Chiara Valerio è stata una delle amiche più note di Michele Murgia. Nel corso degli anni è diventata sua sodale, tra presentazioni, festival, interviste e collaborazioni. Matematica di formazione con un dottorato, poi scrittrice, quest’anno in finale al premio Strega con C’è chi dice e c’è chi tace (Sellerio, 2024). Lo scrittore Fulvio Abbate ha coniato un termine per descrivere alcuni tipi di rapporti umani e professionali, “amichettismo” (trovate il trattato sull'amichettismo qui). Anche nel caso della candidatura all’ultimo Strega Abbate, su L’Unità, ha avuto qualcosa da dire e predire: “Direi che se si afferma il potere personale oggi acquisito vincerà Chiara Valerio, se invece si prepone la politica di potenza – destinando la Valerio al Campiello, come è stato suggerito – avremo un titolo Einaudi (per non fare dimenticare chi comanda)”. E infatti vincerà, qualche mese più tardi, Donatella Di Pietrantonio (Einaudi). Tuttavia anche questi legami non smettono di essere umani, con le loro fratture e i disaccordi intellettuali. E Chiara Valerio, proprio a proposito di Murgia, ne rivela uno in particolare. Alla domanda: “Condivide l’uso dello ‘schwa’ come desinenza per maschile e femminile?” Valerio risponde: “No, per niente. Come autrice non lo uso e penso che sia sbagliato normare il linguaggio a priori. Siamo la prima generazione che non cerca di definire le cose attraverso la lingua ma che, invece, si lascia definire dalla lingua”. Una risposta che tempo fa si sarebbe detta in controtendenza e che, spesso, è stata associata a una ritrosia un po’ maschia (non da ultimo, tra i difensori della lingua non normata, lo scrittore Emanuele Trevi, a dibattito con la linguista Vera Gheno). Ma se è Valerio la prima a ironizzare - “Anche se io, da omosessuale, mi prendo in giro ammettendo che la differenza di genere non l’ho ancora capita bene” - forse le cose tornano.

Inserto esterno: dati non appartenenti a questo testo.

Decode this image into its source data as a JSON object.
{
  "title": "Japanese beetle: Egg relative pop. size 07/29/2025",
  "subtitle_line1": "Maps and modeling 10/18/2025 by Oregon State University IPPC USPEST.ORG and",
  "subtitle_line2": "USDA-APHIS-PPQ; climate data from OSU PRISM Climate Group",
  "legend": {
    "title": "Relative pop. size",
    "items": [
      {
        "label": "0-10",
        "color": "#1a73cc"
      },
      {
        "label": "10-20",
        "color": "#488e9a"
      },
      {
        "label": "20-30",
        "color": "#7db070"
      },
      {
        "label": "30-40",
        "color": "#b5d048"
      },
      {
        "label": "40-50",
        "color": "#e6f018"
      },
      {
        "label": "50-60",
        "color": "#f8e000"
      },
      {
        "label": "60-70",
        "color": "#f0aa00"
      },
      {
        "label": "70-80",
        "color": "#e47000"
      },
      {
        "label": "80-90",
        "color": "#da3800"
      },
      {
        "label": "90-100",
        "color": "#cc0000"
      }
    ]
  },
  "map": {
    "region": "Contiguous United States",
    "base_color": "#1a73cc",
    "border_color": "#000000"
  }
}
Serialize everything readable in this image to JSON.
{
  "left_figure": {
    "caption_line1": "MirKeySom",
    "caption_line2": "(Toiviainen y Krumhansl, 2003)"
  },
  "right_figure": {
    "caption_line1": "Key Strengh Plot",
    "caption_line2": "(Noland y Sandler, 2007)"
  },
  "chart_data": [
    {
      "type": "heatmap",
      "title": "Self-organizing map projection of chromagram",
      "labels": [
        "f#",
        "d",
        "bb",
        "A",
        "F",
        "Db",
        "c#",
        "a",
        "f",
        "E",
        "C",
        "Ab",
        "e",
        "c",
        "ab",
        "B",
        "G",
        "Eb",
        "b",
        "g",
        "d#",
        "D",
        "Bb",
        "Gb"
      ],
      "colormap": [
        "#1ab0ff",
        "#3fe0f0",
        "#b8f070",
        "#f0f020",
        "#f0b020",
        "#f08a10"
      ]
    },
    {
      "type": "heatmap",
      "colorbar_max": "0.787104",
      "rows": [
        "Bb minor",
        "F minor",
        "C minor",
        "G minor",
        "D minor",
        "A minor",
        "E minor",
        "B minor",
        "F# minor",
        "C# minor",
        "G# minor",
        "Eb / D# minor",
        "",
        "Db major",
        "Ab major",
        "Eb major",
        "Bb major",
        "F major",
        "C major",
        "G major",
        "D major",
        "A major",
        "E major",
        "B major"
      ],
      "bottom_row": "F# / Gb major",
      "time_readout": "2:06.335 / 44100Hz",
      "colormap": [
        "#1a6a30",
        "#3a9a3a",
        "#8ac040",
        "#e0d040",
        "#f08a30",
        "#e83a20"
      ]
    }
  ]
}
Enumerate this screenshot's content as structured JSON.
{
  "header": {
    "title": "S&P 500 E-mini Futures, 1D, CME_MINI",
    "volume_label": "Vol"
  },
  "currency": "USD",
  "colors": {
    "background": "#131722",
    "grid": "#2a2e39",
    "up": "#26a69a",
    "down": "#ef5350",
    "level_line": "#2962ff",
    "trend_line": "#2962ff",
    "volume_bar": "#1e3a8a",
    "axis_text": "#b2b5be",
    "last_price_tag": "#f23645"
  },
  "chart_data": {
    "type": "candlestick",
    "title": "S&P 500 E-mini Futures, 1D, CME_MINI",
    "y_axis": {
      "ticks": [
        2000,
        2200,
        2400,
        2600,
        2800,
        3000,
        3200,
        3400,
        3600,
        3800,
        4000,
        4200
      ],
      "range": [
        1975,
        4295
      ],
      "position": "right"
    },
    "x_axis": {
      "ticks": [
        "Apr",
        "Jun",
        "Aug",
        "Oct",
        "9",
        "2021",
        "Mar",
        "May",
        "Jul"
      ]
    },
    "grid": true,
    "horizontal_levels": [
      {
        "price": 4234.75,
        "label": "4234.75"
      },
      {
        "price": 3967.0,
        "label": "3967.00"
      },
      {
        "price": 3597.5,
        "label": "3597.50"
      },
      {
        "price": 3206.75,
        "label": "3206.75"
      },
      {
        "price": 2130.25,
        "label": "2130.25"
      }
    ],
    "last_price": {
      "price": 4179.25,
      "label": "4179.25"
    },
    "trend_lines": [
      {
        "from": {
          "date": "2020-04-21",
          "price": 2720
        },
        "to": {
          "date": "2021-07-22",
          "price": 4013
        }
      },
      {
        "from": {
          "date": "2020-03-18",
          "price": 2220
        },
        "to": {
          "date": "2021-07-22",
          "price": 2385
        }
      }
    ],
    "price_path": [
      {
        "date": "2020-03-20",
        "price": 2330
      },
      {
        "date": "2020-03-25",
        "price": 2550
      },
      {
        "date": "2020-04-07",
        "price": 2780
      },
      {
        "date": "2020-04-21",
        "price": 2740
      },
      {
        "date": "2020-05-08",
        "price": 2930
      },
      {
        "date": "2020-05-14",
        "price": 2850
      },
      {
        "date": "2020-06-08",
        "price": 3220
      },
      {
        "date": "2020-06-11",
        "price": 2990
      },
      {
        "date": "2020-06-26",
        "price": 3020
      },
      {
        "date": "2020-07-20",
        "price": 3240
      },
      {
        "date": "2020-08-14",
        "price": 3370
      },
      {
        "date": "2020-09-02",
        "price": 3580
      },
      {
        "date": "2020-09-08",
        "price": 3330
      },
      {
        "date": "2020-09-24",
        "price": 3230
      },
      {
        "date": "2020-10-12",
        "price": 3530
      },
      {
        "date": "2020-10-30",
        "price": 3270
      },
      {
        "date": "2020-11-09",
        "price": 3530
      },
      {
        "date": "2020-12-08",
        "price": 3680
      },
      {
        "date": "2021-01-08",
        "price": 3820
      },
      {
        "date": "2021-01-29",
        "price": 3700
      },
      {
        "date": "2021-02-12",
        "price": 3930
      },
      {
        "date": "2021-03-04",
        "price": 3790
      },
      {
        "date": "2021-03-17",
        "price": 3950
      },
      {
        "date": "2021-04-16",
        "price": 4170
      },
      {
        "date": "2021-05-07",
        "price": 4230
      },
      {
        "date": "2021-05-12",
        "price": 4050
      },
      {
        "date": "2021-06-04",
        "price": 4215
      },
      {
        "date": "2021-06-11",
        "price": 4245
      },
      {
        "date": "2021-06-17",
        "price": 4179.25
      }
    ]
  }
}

Per Valerio è normale essere in disaccordo con la sua amica, scomparsa un anno fa e ancora protagonista di discussioni, interventi e riflessioni sul costume dei letterati italiani. Racconta, infatti, che spesso si trovavano a discutere, persino poco prima della morte di Murgia: “Solo dieci giorni prima che lei morisse abbiamo avuto una delle tante discussioni che hanno costellato il nostro legame. Volersi bene e andare d’accordo non sono la stessa cosa. E io ero spesso in disaccordo con lei, soprattutto nel metodo. Michela diceva le cose a modo suo, veemente, avventato. Però oggi capisco che aveva ragione: quelle cose andavano dette esattamente in quel modo”. “Quelle cose” sono i temi portanti dell’ultima fase della vita intellettuale di Michela Murgia: transfemminismo, lotta al patriarcato e soprattutto famiglia queer, quella che secondo Valerio sarebbe “la vera famiglia”. Il motivo del disaccordo con Murgia in fatto di “schwa” poggia su una premessa ancora più fondamentale. Un linguaggio che non ferisca nessuno è un’utopia, chiede l’intervistatore: “Sì,” risponde Valerio, “lo spazio di fraintendimento è necessario, quello che non è fraintendibile non porta desiderio, quindi non porta scambio. E poi: se noi possiamo essere trascrivibili in maniera linguistica, vuol dire che la nostra identità è trasferibile in una macchina. Siamo la prima generazione con inclinazione passiva di fronte al linguaggio e alla verifica dei fenomeni”.
Sui premi e i festival, però, la posizione è molto meno combattiva e polemica. E senza accenni di critica Valerio salva tutto, capra e Strega, o salotti e cavoli: “Il Premio Strega è altro: trasmesso in televisione sin dagli Anni Cinquanta, è stato il ponte tra la comunità letteraria, spesso percepita come distante, e il mondo di chi legge. Anzi, con “la gente” in generale, perché la trasmissione la guardi anche se non sei un lettore forte. Quest’anno ha vinto Donatella Di Pietrantonio, ma io, da editor, dico che tutti i libri in gara erano ottimi. Quello di Raffaella Romagnolo, per dire, è un romanzo coraggioso in cui si dice che la scuola è l’unico strumento che abbiamo per correggere la Storia”. Sulla stessa linea parlando di eventi della mondanità letteraria: “Ne ho anche diretta una [di fiera, ndr], Tempo di Libri. Però direi di no, visto che ormai hanno preso il posto delle grandi adunate politiche: è al Salone del Libro che avvengono le contestazioni oggi”. L’amichettismo come spazio politico?